TPU is 15x to 30x faster than GPUs and CPUs, Google says
Google on Wednesday shared some details regarding the performance of its custom-built Tensor Processing Unit (TPU) chip. Designed for machine learning and tailored for TensorFlow, Google's open-source machine learning framework, TPUs have been powering Google data centers since 2015.
This first generation of TPUs, Google noted, have targeted inference -- the use of an already trained model, as opposed to the training phase of a model.
On production AI workloads that utilize neural network inference, the TPU is 15 to 30 times faster than contemporary GPUs and CPUs, Google said.
Additionally, the TPU is much more energy efficient, delivering a 30 to 80 times improvement in TOPS/Watt measure (tera-operations [trillion or 1012 operations] of computation per Watt of energy consumed).
Without the TPU, the computational expense of its deep learning models would have been tremendous Google said.

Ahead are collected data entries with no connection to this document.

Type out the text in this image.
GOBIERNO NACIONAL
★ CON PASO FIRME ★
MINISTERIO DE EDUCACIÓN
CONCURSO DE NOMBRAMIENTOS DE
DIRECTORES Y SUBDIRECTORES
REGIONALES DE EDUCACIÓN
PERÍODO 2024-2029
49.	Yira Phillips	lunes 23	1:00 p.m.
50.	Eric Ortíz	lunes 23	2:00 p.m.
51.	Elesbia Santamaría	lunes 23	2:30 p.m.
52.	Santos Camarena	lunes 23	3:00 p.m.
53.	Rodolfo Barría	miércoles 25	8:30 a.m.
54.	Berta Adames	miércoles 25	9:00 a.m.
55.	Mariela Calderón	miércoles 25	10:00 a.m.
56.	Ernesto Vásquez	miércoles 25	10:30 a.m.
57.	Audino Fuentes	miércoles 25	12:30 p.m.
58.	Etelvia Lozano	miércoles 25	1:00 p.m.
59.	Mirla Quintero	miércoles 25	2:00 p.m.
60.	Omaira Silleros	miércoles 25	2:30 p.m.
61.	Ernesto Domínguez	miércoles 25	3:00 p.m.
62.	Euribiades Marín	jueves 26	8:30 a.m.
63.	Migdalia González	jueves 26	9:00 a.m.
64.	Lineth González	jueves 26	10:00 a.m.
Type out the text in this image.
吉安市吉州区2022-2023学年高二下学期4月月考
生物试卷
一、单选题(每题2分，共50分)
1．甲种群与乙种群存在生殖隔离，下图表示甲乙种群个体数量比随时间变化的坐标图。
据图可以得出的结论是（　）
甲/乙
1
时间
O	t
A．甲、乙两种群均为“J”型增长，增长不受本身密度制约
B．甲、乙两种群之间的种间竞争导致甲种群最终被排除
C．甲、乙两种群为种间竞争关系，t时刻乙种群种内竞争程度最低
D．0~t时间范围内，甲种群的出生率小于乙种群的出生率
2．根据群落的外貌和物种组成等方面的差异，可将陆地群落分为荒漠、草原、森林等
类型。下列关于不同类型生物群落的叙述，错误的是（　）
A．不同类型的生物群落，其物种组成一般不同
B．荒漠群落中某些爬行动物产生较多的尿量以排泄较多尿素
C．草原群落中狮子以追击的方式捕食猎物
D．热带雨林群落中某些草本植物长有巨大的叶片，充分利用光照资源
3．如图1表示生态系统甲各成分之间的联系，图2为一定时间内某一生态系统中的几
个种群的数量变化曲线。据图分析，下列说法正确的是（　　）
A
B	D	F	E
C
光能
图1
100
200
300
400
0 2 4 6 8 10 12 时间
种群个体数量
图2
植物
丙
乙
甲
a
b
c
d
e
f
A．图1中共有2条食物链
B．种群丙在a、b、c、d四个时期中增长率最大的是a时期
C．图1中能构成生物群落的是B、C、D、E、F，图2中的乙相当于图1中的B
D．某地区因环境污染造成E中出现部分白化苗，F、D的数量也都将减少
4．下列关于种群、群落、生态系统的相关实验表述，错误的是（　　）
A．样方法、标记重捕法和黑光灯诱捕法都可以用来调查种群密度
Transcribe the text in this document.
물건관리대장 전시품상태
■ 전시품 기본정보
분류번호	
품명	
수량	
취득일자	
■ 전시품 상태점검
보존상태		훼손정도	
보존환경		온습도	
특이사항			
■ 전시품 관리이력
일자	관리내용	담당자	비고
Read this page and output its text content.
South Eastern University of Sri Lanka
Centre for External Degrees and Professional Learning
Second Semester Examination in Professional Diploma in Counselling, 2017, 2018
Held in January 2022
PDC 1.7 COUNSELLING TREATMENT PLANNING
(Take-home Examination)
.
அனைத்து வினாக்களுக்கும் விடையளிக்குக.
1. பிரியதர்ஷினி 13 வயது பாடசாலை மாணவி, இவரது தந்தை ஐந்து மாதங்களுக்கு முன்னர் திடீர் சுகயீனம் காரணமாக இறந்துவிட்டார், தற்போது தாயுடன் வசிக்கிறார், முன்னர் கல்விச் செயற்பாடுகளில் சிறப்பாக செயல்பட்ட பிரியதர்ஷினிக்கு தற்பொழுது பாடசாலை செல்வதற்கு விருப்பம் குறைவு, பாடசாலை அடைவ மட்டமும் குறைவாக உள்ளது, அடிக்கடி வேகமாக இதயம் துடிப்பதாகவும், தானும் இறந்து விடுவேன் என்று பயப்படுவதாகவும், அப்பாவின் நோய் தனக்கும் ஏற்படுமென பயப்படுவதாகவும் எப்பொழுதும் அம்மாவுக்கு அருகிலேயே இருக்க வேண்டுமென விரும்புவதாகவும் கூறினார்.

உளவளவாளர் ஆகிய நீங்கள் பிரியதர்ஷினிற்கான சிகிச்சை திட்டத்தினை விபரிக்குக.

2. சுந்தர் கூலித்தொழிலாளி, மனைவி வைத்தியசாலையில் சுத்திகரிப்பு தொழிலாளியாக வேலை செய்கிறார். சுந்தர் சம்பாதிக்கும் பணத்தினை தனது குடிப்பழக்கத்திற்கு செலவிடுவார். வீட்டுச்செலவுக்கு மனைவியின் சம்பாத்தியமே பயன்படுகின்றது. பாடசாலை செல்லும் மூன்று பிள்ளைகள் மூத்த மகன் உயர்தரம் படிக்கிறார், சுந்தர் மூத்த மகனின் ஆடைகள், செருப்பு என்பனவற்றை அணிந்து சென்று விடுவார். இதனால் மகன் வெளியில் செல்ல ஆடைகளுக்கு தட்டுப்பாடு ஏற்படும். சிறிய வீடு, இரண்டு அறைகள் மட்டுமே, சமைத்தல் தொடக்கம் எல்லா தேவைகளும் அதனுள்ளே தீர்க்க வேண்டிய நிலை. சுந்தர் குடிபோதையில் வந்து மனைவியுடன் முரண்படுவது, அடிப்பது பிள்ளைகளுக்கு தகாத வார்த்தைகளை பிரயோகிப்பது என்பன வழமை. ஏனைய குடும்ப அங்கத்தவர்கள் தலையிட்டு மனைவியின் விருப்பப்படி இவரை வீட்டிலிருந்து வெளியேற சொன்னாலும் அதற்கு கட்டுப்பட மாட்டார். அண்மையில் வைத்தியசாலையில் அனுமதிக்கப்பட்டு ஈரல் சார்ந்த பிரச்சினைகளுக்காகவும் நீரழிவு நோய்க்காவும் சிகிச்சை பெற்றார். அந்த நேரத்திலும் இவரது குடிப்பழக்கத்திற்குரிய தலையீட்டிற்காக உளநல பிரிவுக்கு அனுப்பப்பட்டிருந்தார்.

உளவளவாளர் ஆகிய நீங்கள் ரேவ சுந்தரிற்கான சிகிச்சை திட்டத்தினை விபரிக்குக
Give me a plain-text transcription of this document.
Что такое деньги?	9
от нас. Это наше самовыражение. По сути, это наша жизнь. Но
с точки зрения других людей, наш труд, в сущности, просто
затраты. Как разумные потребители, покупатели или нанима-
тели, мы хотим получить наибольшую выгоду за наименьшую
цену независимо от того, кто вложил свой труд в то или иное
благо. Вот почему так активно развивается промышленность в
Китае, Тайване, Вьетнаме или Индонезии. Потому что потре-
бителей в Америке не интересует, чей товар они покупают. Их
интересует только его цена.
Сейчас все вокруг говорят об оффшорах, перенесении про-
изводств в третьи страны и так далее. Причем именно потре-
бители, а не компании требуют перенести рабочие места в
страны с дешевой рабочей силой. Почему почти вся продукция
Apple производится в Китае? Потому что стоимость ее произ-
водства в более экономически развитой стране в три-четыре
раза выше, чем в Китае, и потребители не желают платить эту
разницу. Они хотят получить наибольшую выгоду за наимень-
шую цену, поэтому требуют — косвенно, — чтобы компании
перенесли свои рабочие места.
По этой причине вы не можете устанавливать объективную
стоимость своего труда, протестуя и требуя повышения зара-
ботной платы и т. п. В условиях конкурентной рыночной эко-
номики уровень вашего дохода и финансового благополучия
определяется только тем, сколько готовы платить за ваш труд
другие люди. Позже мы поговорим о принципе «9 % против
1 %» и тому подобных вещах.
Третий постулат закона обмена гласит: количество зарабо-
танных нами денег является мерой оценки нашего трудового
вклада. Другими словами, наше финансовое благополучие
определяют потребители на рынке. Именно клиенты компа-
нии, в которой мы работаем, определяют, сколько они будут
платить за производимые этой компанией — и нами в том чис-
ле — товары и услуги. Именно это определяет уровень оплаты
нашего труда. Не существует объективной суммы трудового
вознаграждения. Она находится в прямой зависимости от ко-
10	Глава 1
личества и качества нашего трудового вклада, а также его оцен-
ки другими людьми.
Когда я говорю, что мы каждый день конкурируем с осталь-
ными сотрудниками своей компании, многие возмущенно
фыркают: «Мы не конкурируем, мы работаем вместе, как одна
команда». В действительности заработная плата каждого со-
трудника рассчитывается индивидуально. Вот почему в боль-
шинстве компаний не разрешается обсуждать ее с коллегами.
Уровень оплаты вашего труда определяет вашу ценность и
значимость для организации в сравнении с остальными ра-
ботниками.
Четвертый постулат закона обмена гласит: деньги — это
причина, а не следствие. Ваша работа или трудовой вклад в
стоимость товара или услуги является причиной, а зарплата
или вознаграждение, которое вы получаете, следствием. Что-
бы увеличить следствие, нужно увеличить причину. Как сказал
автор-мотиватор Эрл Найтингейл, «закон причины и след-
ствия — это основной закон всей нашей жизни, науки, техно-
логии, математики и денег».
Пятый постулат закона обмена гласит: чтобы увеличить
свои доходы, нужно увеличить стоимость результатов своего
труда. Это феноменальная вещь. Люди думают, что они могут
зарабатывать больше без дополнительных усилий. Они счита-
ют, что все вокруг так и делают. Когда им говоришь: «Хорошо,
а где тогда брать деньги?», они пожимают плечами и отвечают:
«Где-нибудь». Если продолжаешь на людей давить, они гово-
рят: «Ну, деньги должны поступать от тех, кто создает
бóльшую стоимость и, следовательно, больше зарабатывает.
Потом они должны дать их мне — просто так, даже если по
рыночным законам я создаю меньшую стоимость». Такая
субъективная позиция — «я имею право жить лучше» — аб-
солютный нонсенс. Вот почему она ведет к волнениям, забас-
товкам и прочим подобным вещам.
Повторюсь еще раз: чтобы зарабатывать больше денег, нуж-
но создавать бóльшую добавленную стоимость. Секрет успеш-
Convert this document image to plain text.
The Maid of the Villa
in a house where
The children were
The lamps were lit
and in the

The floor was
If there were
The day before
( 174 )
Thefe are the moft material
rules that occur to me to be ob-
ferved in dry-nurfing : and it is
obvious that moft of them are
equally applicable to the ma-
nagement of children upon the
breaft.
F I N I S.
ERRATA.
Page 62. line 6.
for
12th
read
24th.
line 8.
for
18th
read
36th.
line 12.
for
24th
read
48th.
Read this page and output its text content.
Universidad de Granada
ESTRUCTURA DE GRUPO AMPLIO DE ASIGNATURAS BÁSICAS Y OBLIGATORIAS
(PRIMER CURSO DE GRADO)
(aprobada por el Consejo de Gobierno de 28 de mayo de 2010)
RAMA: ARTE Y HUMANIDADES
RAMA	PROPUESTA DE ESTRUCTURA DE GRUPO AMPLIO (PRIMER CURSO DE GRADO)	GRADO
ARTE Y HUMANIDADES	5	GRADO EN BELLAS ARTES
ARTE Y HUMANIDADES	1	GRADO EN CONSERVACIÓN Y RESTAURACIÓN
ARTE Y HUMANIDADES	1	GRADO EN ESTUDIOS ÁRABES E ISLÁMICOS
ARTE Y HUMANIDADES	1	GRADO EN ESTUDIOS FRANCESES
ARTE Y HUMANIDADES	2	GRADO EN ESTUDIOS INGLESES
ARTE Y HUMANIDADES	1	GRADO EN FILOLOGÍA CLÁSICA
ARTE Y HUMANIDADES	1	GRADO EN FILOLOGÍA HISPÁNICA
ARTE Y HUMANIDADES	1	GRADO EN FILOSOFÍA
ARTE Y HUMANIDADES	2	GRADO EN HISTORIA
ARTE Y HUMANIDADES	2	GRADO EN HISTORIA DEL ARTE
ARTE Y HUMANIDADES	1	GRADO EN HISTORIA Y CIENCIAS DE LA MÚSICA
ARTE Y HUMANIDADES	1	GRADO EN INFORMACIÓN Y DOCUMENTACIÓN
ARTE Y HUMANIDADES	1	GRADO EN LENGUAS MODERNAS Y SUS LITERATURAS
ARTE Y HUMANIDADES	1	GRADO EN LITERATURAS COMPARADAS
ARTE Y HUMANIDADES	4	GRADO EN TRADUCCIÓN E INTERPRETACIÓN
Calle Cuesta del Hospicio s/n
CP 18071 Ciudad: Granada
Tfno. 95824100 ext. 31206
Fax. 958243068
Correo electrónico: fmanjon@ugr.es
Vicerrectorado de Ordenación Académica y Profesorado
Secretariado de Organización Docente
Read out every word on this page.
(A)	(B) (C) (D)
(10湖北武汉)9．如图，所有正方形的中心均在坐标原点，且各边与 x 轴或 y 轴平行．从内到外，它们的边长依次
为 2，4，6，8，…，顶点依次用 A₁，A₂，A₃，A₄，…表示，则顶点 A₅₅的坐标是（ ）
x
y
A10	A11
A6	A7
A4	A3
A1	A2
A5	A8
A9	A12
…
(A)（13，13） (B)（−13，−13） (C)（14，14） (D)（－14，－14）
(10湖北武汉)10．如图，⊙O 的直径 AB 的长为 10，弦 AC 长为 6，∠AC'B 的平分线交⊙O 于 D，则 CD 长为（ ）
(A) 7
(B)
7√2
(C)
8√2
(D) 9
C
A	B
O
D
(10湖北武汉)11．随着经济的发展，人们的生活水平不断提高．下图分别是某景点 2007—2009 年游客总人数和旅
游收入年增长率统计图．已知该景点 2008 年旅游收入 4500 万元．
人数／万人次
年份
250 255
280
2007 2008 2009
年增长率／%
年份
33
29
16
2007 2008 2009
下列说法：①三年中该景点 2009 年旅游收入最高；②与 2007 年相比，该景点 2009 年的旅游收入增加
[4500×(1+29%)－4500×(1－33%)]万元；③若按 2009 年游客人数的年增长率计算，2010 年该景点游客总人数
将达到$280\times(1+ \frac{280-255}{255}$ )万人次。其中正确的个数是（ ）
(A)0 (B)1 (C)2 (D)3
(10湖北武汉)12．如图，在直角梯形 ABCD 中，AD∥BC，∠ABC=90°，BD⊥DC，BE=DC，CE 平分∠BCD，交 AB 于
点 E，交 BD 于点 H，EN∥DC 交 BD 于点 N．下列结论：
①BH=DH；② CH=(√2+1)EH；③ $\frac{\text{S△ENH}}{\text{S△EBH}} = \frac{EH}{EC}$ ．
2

"If we considered a scenario where people use Google voice search for just three minutes a day and we ran deep neural nets for our speech recognition system on the processing units we were using, we would have had to double the number of Google data centers!" wrote Google hardware engineer Norm Jouppi.
The TPU details were shared ahead of a talk at the Computer History Museum in Silicon Valley, and they're included in a study with more than 70 contributors..